His teammates turned him around, he said, and he wasn’t evaluated for a
concussion.
Then there was UNC’s game at Miami in 2016. During one play,
Hatton said, he was “cracked,” though in his description he stretched out the
word for emphasis: “caaaaaah-raacked.” Immediately after, Hatton said he saw
stars.
“For 10 seconds, I blacked out,” he said. “The whole stadium
was just black. And then I heard the play-call, I took a hit, and I swear to
God, this is my take on it, I got hit again and it, like, un-concussed me or
just made me snap right back into the situation.”
He never told a trainer or a member of the medical staff.
Hatton continued to play. On the plane ride home, he said, pain pulsed through
his head but that wasn’t anything out of the ordinary after a game. It was, in
fact, ordinary to feel that way.
“You’re banging for three and a half hours, you know?”
Hatton said. “Your head is just like – you literally just felt like you just
have no brain after the game.”…
In the weeks and months after his fourth concussion, Hatton
sought answers from five doctors. He visited with a headache specialist, and an
expert in treating balance disorders.

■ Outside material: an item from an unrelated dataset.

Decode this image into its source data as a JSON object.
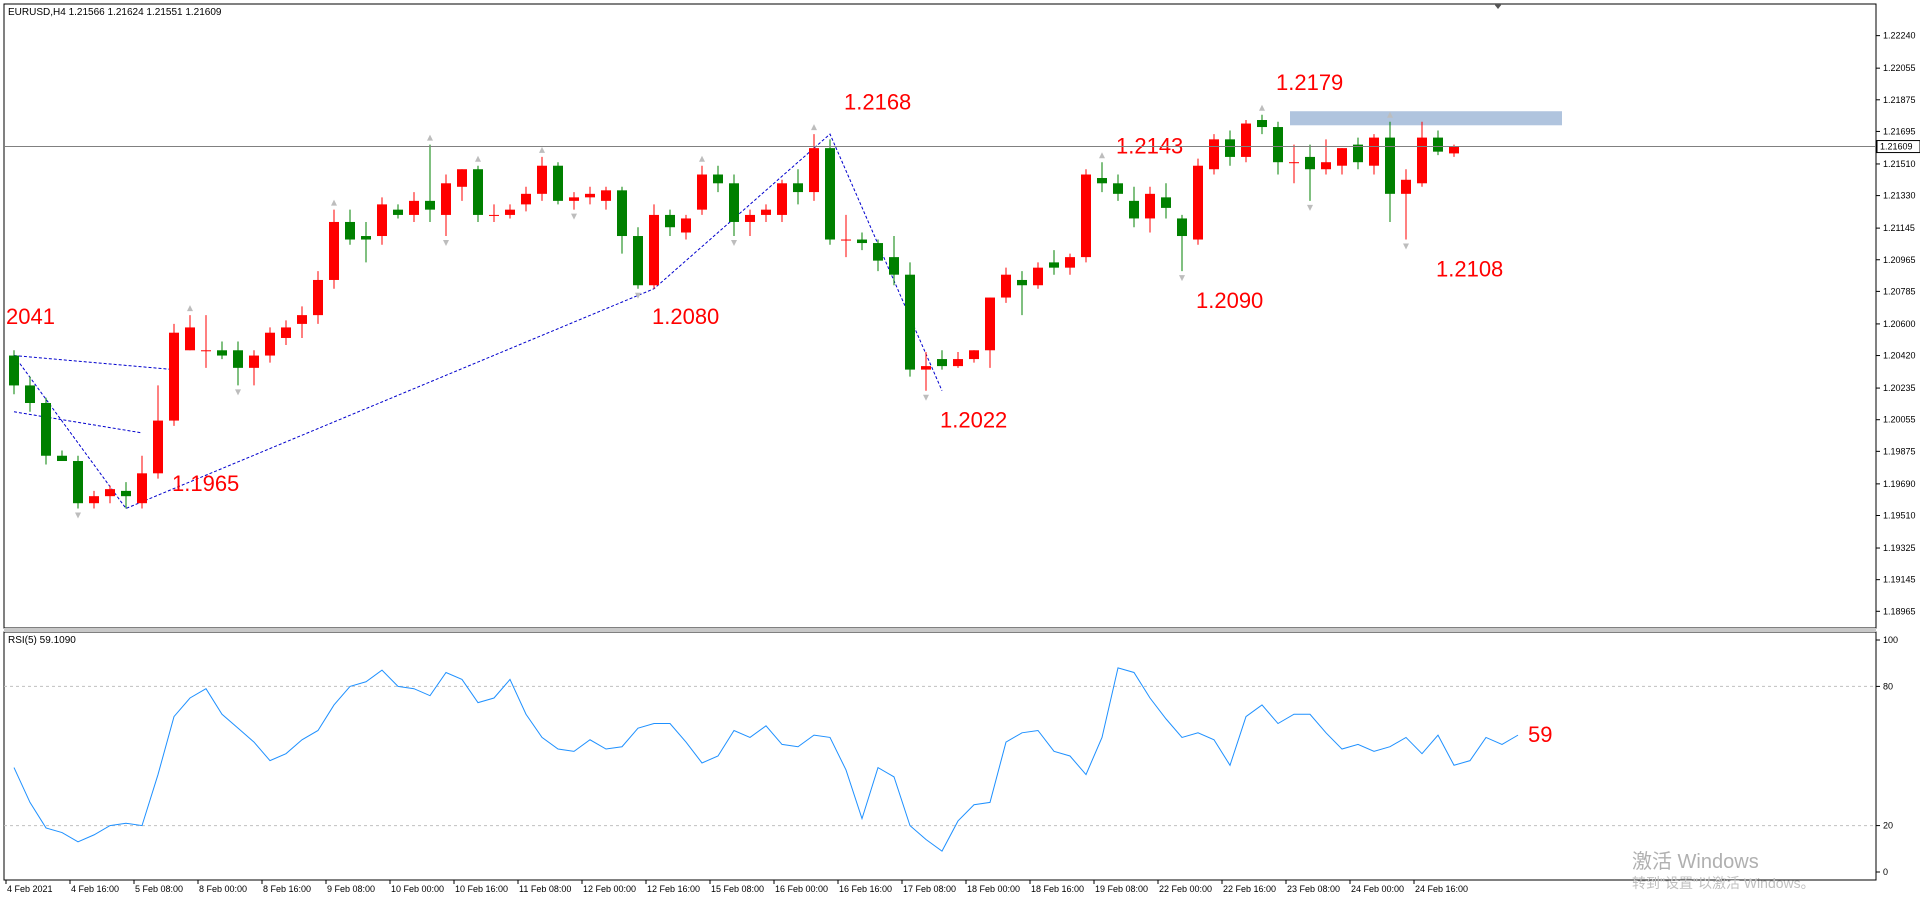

Hatton said he was prescribed, at various
points, 20 medications, some for pain management, some for anxiety, some for
sensitivity to light.
“I looked like a junkie,” he said…
The most convincing insight he said he received, though, was
this: “Guskiewicz said if you were my son, I would definitely not let you play.
Like, you’re in a really bad category – a category you don’t want to be in in
terms of concussions.”
By the time he and his parents left the meeting, Hatton
found clarity. He could have kept playing, had he chosen. No one would have
stopped him. Yet now he knew there was no choice to make.